Sir Jeremy said it is the responsibility of the generation that lives through Covid-19 not to walk away, move on to other priorities and forget about it.

He added: “I think there’s also a facile argument often put forward that there are no magic silver bullets in this… but that is not the same as saying you don’t need some bullets.

“And what we can’t do is be left vulnerable and exposed in the future without the capacity for knowing what the social interventions are – restrictions in this case have been so influential – but also not shy away from the fact that we also need financial and fiscal incentives and interventions that matter and sustain over the long term.

“But we do also need the fruits of biomedical science to deliver the diagnostics, the surveillance, the health systems, the oxygen, the PPE, of course, but also the treatments and the vaccines.

“Because if you don’t have that collection of bullets, then you’re left with effectively 19th century interventions, and we’ve got to do better than that in the 21st century.

“Whilst I’m not suggesting for a second that the vaccine is a magic bullet that will answer everything, it will be a hugely important part of how we both prevent this reverberating pandemic of now, but also how we address future potential epidemics and pandemics of the future.”

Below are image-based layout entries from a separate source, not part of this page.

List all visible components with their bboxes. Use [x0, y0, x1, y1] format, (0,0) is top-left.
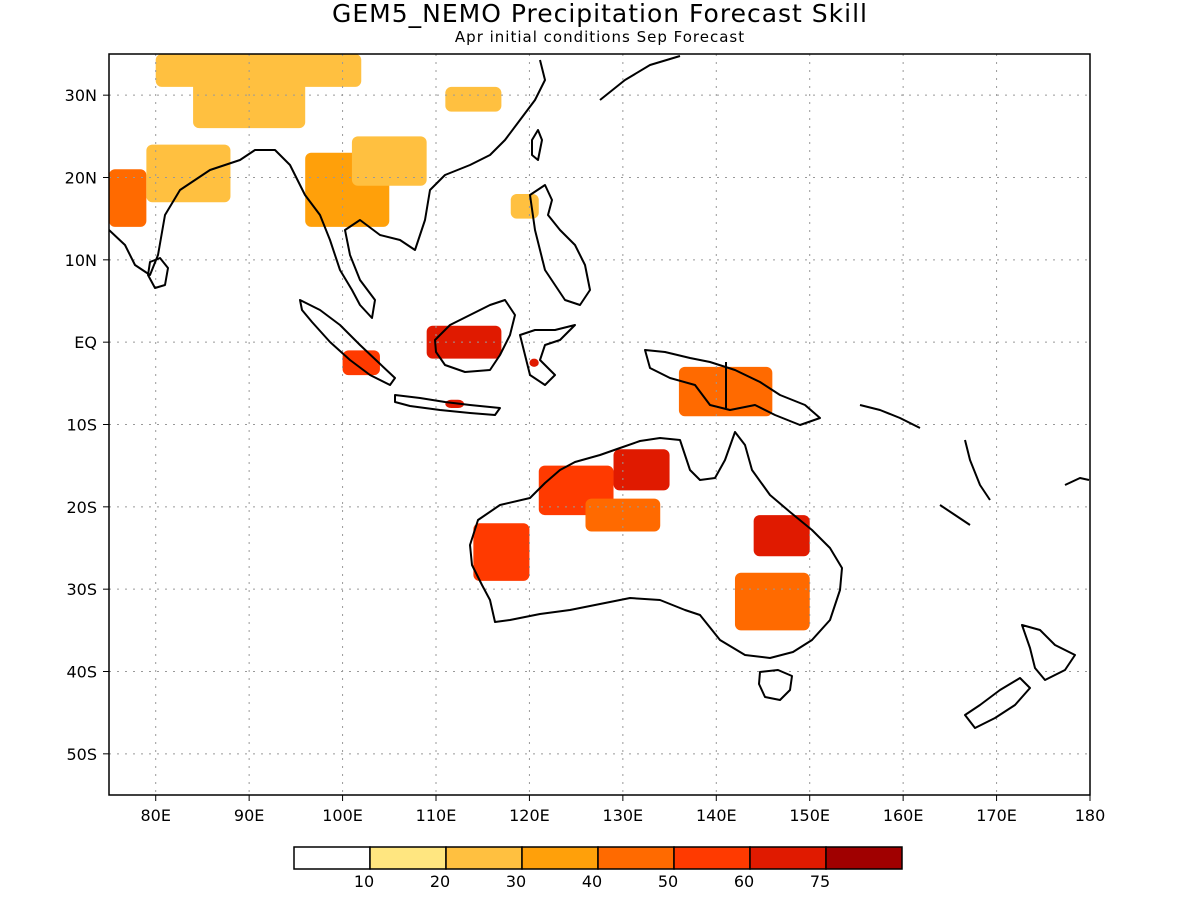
colorbar-label: 75 [810, 872, 830, 891]
java-coastline [394, 394, 501, 416]
skill-region [155, 54, 362, 87]
colorbar-swatch [597, 846, 675, 870]
colorbar-swatch [293, 846, 371, 870]
skill-region [510, 193, 539, 219]
lat-tick-label: 50S [66, 745, 97, 764]
new-zealand-north-coastline [1021, 624, 1076, 681]
colorbar-swatch [825, 846, 903, 870]
skill-region [734, 572, 810, 631]
skill-region [473, 523, 530, 581]
borneo-coastline [434, 299, 516, 373]
longitude-axis: 80E 90E 100E 110E 120E 130E 140E 150E 160E 170E 18… [140, 795, 1105, 825]
sri-lanka-coastline [147, 257, 169, 289]
colorbar-swatch [749, 846, 827, 870]
vanuatu-coastline [964, 439, 991, 501]
colorbar-swatch [369, 846, 447, 870]
lat-tick-label: 10N [65, 251, 97, 270]
fiji-coastline [1064, 477, 1090, 486]
skill-region [342, 350, 380, 376]
graticule-grid [109, 54, 1090, 795]
colorbar-label: 30 [506, 872, 526, 891]
lon-tick-label: 140E [696, 806, 737, 825]
lon-tick-label: 120E [509, 806, 550, 825]
coastlines [109, 55, 1090, 729]
colorbar: 10 20 30 40 50 60 75 [293, 846, 903, 891]
skill-shading-layer [109, 54, 810, 631]
lon-tick-label: 100E [322, 806, 363, 825]
new-guinea-coastline [644, 349, 821, 426]
lon-tick-label: 170E [976, 806, 1017, 825]
philippines-coastline [529, 184, 591, 306]
lon-tick-label: 130E [603, 806, 644, 825]
mainland-asia-coastline [109, 59, 546, 319]
latitude-axis: 30N 20N 10N EQ 10S 20S 30S 40S 50S [65, 86, 109, 764]
colorbar-swatch [521, 846, 599, 870]
colorbar-label: 40 [582, 872, 602, 891]
sulawesi-coastline [519, 324, 576, 386]
lat-tick-label: 40S [66, 663, 97, 682]
lat-tick-label: 10S [66, 416, 97, 435]
skill-region [445, 86, 502, 112]
lon-tick-label: 90E [234, 806, 264, 825]
skill-region [109, 169, 147, 227]
colorbar-label: 50 [658, 872, 678, 891]
new-zealand-south-coastline [964, 677, 1031, 729]
lon-tick-label: 180 [1075, 806, 1106, 825]
map-subtitle: Apr initial conditions Sep Forecast [454, 28, 746, 46]
solomon-islands-coastline [859, 404, 921, 429]
lon-tick-label: 150E [789, 806, 830, 825]
new-caledonia-coastline [939, 504, 971, 526]
skill-region [529, 358, 539, 367]
lon-tick-label: 80E [140, 806, 170, 825]
skill-region [146, 144, 231, 203]
skill-region [613, 449, 670, 491]
colorbar-label: 60 [734, 872, 754, 891]
lat-tick-label: 20S [66, 498, 97, 517]
lat-tick-label: 30N [65, 86, 97, 105]
colorbar-label: 10 [354, 872, 374, 891]
lat-tick-label: 20N [65, 169, 97, 188]
colorbar-swatch [445, 846, 523, 870]
sumatra-coastline [299, 299, 396, 386]
taiwan-coastline [531, 129, 543, 161]
skill-region [426, 325, 502, 359]
skill-region [753, 515, 810, 557]
skill-region [585, 498, 661, 532]
japan-coastline [599, 55, 681, 101]
lon-tick-label: 160E [883, 806, 924, 825]
skill-region [351, 136, 427, 186]
lat-tick-label: EQ [74, 333, 97, 352]
australia-coastline [469, 431, 843, 659]
lat-tick-label: 30S [66, 580, 97, 599]
colorbar-swatch [673, 846, 751, 870]
tasmania-coastline [758, 669, 793, 701]
map-title: GEM5_NEMO Precipitation Forecast Skill [332, 0, 868, 28]
colorbar-label: 20 [430, 872, 450, 891]
lon-tick-label: 110E [416, 806, 457, 825]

Professor Neil Ferguson, of Imperial College London, who is director of J-IDEA, told the virtual symposium it was a mistake to focus too much on “fairly nominal surveillance”, for instance travellers coming into the country, on the basis of “let’s wait and see what happens”, and not standing up systematic domestic surveillance.

He added that it was a mistake in similar circumstances in 2009, but the country got away with it because the mortality rate was low.

Prof Ferguson said the issue was not exclusive to the UK, because when countries did switch to testing in hospitals in Europe in March, they suddenly realised they had a huge amount of transmission within their borders.

He said: “And we should never let that happen again.

“If there’s any sense of a virus which is spreading beyond country borders, which is transmissible from person to person, we should be looking for it in our countries, given how globally connected every European country is.”